Les procédés du tracé et de l’arrachage sur couche se révélaient particulièrement adaptés à la pratique industrielle de la cartographie. Non seulement les spécialistes les jugeaient potentiellement plus rapides que le dessin, mais leur exécution était particulièrement facile : pour le tracé sur couche, « il [suffisait] de guider l’outil de manière à rester fidèle au fond provisoire ou à l’esquisse, la qualité et l’épaisseur du trait étant assurées automatiquement [par les outils] »1612, ce qui permettait l’emploi d’un personnel plus rapidement formé, sans l’expérience nécessaire au dessin. Le processus de rédaction lui-même devenait plus simple et plus rationnel, avec un nombre d’étapes limitées. L’utilisation des couches simplifiait et accélérait aussi notablement le procédé d’établissement des planches de tirage : l’étape du dessin fournissait directement l’équivalent d’un négatif sur film, sans toutefois supprimer toutes les opérations photographiques puisqu’il fallait transformer ce faux négatif en positif pour effectuer la métallographie1613. De plus, les premières études avait affirmé que la rédaction sur couches assurait une qualité comparable au procédé de gravure et aux meilleures exemples de dessin : en neutralisant le traditionnel dilemme entre industrialisation des procédés et augmentation de la précision, cette justification qualitative fournissait un parfait alibi à l’adoption d’une méthode avant tout motivée par l’augmentation de la productivité.

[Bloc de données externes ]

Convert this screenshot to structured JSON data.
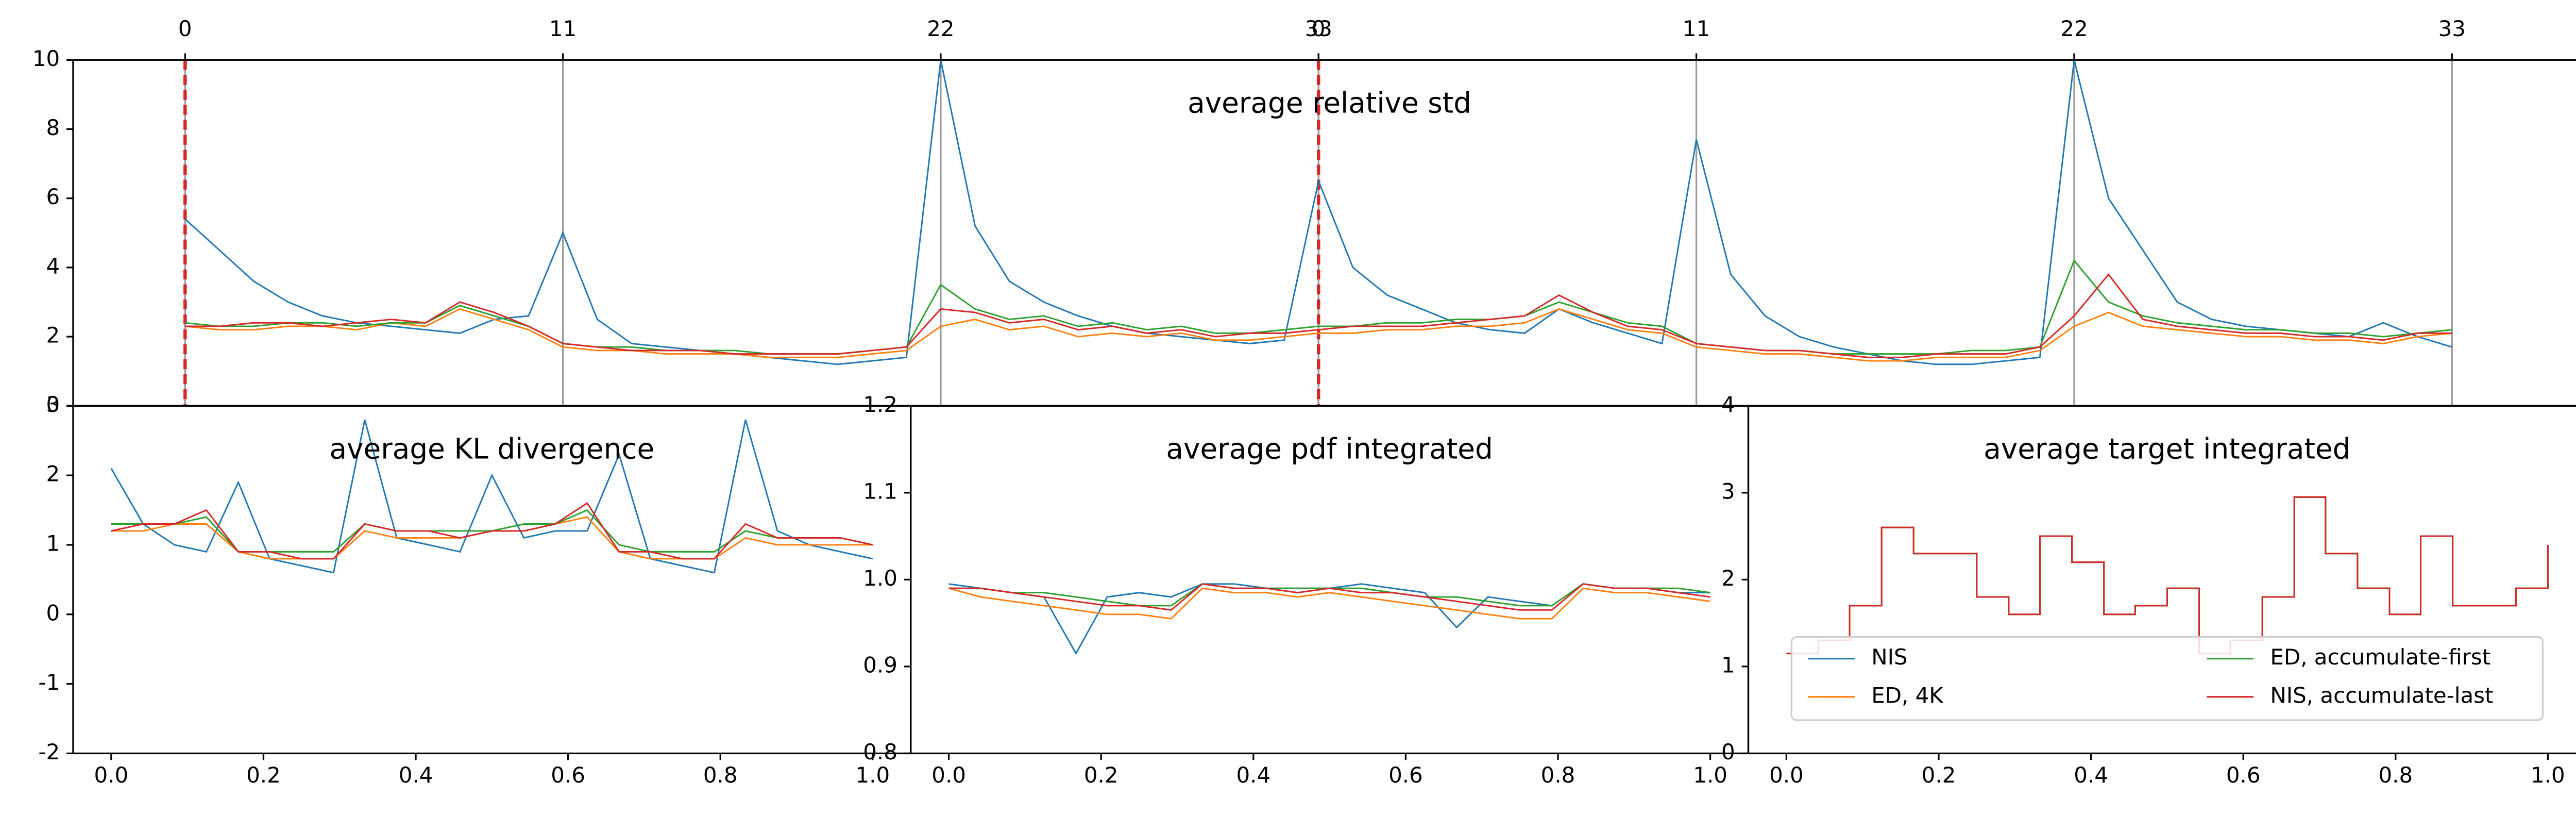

Cependant, le développement de son emploi à l’IGN fut retardé par la conception traditionaliste de la carte de France défendue par Hurault, puisqu’une modification radicale des procédés de rédaction aurait nécessairement des conséquences sur les spécifications et donc l’homogénéité de la carte encore inachevée1614. Dans la deuxième moitié des années cinquante, le changement de direction et les restrictions budgétaires créèrent une situation plus favorable à l’industrialisation des procédés de rédaction. A partir de la mise en place de l’atelier pilote en 1959, essentiellement destiné à évaluer et adapter les procédés de traçage et arrachage sur couches mis au point à l’étranger, la généralisation de ces nouvelles techniques fut rapide. En deux mois, l’atelier avait mené des études se prononçant pour l’utilisation de la couche en stabilène étendue sur un support en mylar, de fabrication américaine, et des outils suisses, qui furent modifiés par l’atelier de précision de la 5ème direction1615. Des essais menés en juillet 1959 sur quelques coupures du 1 : 20 000 montrèrent un certain gain de temps, une excellente qualité du trait et une simplification notable des opérations de copie. En 1960, le tracé sur couche fut définitivement adopté pour les cartes au 1 : 20 000 et au 1 : 25 000, puis généralisé à la révision du 1 : 20 000 et à la rédaction du 1 : 50 0001616. Le procédé des couches d’arrachage fut aussi rapidement généralisé, malgré l’irrégularité inexpliquée des résultats obtenus par l’atelier pilote. Selon les rapports officiels, le « gain de temps et de précision [était] si important que le Chef de la 4e direction [avait] pris la décision peut-être aventureuse d’utiliser exclusivement ce procédé en 1960 pour l’établissement des masques du programme du 50.000e et des feuilles côtières de l’Atlantique »1617, illustrant encore une fois l’impérieuse pression industrielle qui se développait à l’IGN.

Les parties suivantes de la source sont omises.